ŞENGÜL KARSLI (İstanbul) - Yani çocuklar daha az yükle daha çok öğrenme imkânına kavuştu. Ama bence asıl önemli konu şu, galiba sizi de rahatsız eden: Bu modelin merkezine erdem, değer ve eylem yerleştirildi. Yani matematiği ama aynı zamanda merhametli olmayı, kod yazmayı ama köklerine bağlı olmayı, teknoloji üretmeyi ama vatanını seven, değerlerine bağlı insan yetiştirme hedefi, bu mu rahatsız ediyor?

SEVDA KARACA DEMİR (Gaziantep) - Çocukların hayatta kalmaya ihtiyacı var, karnını doyurmaya ihtiyacı var onu yapamıyorsunuz.

ŞENGÜL KARSLI (İstanbul) - Dünya değişti, çocuklarımızın ihtiyaçları değişti. Bizim köklerimizden kopmadan, geleceğe cesurca uzanmamız lazım. Bu model tam da bu dengenin adı.

İkinci bir mesele, bence o da çok kıymetli, meslek eğitimindeki büyük dönüşüm. Biz yıllarca bu ülkede "Meslek lisesi memleket meselesi" deyip sonra katsayı engelleriyle kaderine terk edilen o okulları bugün üretimin merkezine taşıdık.
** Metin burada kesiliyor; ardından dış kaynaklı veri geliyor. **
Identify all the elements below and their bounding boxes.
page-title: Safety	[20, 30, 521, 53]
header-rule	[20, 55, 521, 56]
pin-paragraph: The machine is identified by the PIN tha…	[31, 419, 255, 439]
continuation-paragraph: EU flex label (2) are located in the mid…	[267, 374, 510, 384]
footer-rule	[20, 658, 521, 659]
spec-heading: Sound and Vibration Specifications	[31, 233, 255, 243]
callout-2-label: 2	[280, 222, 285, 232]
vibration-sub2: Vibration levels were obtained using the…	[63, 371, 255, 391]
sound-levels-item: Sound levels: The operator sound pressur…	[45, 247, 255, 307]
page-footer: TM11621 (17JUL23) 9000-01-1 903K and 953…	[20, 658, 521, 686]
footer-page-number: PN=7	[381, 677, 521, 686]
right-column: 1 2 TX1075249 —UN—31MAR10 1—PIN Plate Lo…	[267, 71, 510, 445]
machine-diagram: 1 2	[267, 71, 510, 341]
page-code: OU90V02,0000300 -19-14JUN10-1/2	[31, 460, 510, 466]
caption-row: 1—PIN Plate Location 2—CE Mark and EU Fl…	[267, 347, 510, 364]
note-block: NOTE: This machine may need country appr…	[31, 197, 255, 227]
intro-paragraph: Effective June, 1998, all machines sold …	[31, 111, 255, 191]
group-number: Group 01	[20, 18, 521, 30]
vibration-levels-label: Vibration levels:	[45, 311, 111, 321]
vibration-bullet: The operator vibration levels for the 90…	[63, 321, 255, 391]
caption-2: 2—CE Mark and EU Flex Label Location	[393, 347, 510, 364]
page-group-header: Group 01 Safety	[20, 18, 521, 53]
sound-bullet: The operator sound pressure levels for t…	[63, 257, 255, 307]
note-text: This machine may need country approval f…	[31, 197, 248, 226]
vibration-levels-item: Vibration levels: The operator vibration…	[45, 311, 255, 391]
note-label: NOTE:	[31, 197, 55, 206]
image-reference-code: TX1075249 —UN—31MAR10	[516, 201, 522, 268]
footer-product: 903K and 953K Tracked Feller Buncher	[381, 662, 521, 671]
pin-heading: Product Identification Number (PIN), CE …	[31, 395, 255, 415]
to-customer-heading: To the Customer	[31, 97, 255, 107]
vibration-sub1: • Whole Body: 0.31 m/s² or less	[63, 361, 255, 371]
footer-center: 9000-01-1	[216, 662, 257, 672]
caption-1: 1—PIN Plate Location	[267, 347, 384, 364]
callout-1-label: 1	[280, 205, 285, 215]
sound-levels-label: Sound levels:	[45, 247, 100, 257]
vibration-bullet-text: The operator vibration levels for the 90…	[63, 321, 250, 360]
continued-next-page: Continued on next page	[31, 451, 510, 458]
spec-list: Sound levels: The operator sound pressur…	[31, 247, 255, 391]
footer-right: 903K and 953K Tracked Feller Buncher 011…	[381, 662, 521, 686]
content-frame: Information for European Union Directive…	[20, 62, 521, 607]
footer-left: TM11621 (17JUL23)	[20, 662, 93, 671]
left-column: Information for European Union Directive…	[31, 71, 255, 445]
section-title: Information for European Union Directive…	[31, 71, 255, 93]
Bir zamanlar "Başarısız öğrencilerin gittiği yer." diye etiketlenen okullar bugün LGS'de yüzde 1'lik dilimdeki en zeki çocuklarımızın tercihi hâline geldi ki bu büyük bir kırılma. OSB iş birlikleri, modern atölyeler, üretim merkezleri, ortaokula kadar inen zanaat atölyeleri. "Ağaç yaş iken eğilir." diyerek başlatılan bu çalışmalar Türkiye'nin kalkınma hikâyesinin görünmeyen motorudur.

SERKAN SARI (Balıkesir) - Kurduğunuz sistem bu, işsiz bıraktığınız milyonlarca üniversite mezunu genç.

ŞENGÜL KARSLI (İstanbul) - Türkiye'nin kalkınmasından rahatsız olan daha çok bağırsın. Bu sadece bir eğitim politikası değil bir ülkenin üretim, istihdam ve teknoloji atılımıdır, bu dev bir kalkınma hamlesidir. Konuşmanın başında "Bardağın dolu tarafı." dedim.

ÖZGÜL SAKİ (İstanbul) - Rant dolu, kan dolu.

ŞENGÜL KARSLI (İstanbul) - Muhalefet sıralarındaki arkadaşlarıma, naçizane tavsiyem: Tarihte iz bırakmak zor. Gelin, bu bütçeye evet diyerek bu inşanın bir parçası olun. Tarihe engel olan değil, destek olan tarafa geçin. Bugün salonun hangi tarafında...

BAŞKAN MEHMET MUŞ - Teşekkür ediyoruz.

SERKAN SARI (Balıkesir) - Bizim tarafımız devletten yana, çocuklardan yana, garibandan yana, mağdur ettiğiniz gençlerden yana...

BAŞKAN MEHMET MUŞ - Değerli arkadaşlar, bir saniye. Arkadaşlar, niye, yakışıyor mu?

Yani değerli arkadaşlar, size yapılıyorken... Ya, zaten içeride hakikaten hastayım, ayakta duramıyorum, arkadaşlar sağ olsunlar idare ediyorlar...

ŞENGÜL KARSLI (İstanbul) - Başkanım, konuşmamı yapamadım, bitiremedim.